# WHMCS got pwned?



## RiotSecurity (Sep 7, 2013)

Looks like Zoned decided to release all of WHMCS's 5.2.7 source code.

[link removed - use google if curious]


----------



## Reece-DM (Sep 7, 2013)

Lmfao -- Theres a few decoded versions, and it's not hard to get your hands on a Ioncube decoder if you have the dosh for it.

Nothing special about what he's done, except encourage warez.


----------



## notFound (Sep 7, 2013)

Stop pretending you're a different person to that of your silly blog, Curtis.


----------



## MannDude (Sep 7, 2013)

Looks like 'Jake' from LET saw this and decided to x-post content from vpsBoard to LET again.  http://lowendtalk.com/discussion/13264/whmcs-5-2-7-source-code-released (3rd or 4th time)


----------



## drmike (Sep 7, 2013)

I am less concerned by Riot/Curtis than I am the Jake account on LET.

That Jake must be on CC payroll.

In all fairness this post is fair pickings.  Not materially different post and link goes same place as above by OP.


----------



## nunim (Sep 7, 2013)

This isn't hack forums, nor is this news.. 

Why isn't this just deleted?  I didn't think VPS board encouraged this sort of thing.


----------



## RiotSecurity (Sep 7, 2013)

It's simple news. That is the reason it was posted, nothing more, nothing less.


----------



## nunim (Sep 7, 2013)

RiotSecurity said:


> It's simple news. That is the reason it was posted, nothing more, nothing less.


No, it's not news.  WHMCS didn't get "pwned" it got decoded, which has happened a billion times before and will continue to happen as long as the nulled software community exists.

That blog seems like it's written by a 15 year old who has no idea what InfoSec is and who thinks that running someone else's software through someone else's decrypter and posting the results is "news".

TLR Keep this kind of trash off VPSBoard before the quality of the community becomes comparable to LET.


----------



## RiotSecurity (Sep 7, 2013)

nunim said:


> No, it's not news.  WHMCS didn't get "pwned" it got decoded, which has happened a billion times before and will continue to happen.


Okay, is there an issue with me posting it here? If so you can take it up with me in PM, otherwise don't derail the thread.


----------



## MannDude (Sep 7, 2013)

buffalooed said:


> I am less concerned by Riot/Curtis than I am the Jake account on LET.
> 
> That Jake must be on CC payroll.
> 
> In all fairness this post is fair pickings.  Not materially different post and link goes same place as above by OP.


Judging by the IP logs in the 5 minute window between this thread opening and it being posted on LET I can say I am 91.99% sure it's Adam Ng / Kevin Hillstrand / whatever other fake names the kid uses. Too lazy to dig up the other cross posted threads to confirm, but if I get bored later I'll do that to increase my certainty.



nunim said:


> This isn't hack forums, nor is this news..
> 
> Why isn't this just deleted?  I didn't think VPS board encouraged this sort of thing.
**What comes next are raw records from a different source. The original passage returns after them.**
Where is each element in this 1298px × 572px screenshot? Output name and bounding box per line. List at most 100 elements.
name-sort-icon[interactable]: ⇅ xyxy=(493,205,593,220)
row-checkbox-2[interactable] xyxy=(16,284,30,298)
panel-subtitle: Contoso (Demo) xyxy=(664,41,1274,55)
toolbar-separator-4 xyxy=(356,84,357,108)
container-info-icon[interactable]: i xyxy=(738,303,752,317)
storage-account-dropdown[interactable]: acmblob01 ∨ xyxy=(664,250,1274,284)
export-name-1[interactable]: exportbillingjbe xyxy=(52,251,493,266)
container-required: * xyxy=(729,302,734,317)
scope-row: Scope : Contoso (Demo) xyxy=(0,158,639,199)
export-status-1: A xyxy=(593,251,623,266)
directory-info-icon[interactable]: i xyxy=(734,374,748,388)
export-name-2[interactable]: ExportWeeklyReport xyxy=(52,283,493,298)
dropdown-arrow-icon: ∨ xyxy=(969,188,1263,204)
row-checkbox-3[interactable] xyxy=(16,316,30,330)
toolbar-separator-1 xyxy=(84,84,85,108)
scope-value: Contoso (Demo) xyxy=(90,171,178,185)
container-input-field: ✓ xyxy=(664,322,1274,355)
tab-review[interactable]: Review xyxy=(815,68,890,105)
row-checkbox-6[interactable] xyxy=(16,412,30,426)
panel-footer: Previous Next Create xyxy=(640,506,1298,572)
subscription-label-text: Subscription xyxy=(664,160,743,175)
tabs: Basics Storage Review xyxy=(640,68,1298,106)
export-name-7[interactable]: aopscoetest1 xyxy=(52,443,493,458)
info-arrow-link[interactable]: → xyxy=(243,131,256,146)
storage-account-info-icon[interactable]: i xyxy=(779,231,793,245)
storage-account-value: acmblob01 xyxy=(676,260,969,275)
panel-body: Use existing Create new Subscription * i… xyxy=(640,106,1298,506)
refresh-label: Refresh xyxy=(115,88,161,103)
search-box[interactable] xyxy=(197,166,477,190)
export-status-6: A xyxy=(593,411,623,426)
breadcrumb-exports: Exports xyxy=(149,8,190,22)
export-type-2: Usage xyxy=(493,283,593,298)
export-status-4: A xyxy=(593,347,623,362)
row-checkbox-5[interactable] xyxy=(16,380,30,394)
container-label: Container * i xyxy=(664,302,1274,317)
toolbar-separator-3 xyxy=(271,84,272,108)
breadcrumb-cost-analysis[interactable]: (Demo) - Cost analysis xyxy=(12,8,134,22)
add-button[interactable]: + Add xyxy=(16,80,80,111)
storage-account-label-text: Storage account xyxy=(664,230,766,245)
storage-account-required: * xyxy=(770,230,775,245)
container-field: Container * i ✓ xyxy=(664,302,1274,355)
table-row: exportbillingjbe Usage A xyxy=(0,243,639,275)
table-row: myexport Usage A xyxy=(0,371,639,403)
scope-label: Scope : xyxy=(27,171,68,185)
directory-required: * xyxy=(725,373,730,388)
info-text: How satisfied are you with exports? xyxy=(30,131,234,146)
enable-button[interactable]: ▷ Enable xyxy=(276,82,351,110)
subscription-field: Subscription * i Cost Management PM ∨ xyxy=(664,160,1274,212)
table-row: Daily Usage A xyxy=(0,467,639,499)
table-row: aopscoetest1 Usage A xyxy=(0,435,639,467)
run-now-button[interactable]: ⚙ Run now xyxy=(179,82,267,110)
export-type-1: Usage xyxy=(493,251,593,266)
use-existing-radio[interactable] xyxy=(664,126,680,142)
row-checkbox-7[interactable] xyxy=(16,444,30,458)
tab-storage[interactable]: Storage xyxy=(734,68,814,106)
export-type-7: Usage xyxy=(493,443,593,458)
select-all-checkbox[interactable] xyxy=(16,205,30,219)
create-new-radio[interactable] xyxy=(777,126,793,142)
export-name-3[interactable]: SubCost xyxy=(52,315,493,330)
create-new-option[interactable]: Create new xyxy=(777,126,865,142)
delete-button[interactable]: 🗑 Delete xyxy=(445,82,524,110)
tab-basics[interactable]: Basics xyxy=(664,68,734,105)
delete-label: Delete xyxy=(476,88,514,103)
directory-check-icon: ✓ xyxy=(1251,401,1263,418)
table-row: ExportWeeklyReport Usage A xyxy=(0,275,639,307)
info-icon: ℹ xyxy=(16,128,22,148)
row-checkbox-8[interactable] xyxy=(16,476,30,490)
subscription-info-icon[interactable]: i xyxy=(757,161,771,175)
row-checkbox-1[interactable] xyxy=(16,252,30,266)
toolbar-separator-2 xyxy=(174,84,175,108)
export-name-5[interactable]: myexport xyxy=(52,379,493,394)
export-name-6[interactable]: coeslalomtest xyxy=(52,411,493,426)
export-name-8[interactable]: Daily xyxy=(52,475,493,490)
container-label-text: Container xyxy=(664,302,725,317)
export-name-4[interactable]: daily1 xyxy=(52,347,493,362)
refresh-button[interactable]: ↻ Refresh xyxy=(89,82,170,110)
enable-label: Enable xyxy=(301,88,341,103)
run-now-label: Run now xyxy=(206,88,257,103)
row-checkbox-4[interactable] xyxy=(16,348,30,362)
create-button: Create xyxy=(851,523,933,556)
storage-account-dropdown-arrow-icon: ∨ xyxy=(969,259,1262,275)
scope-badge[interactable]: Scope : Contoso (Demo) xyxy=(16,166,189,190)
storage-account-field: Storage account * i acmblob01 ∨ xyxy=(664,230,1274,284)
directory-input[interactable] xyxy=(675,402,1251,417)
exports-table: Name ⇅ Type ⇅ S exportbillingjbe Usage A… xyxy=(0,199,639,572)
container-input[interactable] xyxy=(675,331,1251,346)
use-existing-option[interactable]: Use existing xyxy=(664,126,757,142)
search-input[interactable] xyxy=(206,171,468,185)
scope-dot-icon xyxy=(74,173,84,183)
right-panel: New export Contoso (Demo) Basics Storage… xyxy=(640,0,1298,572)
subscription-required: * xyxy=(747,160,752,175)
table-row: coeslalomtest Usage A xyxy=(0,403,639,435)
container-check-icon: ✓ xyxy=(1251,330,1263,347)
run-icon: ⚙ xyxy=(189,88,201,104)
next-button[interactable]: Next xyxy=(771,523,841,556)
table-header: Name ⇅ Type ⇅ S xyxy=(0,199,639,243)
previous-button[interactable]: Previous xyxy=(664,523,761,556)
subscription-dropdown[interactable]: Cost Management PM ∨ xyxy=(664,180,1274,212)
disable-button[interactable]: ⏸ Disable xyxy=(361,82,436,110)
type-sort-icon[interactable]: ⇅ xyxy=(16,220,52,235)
It's not content we _encourage_. I'd rather see good tutorials or good discussion being posted. Like most threads regarding this type of questionable stuff, the members will likely agree with your and other's sentiment regarding it and after some flaming and name calling it gets out of hand and the thread will be locked. I suspect that is what will happen with this one. 

EDIT: I'll save myself the hassle and lock it now.


----------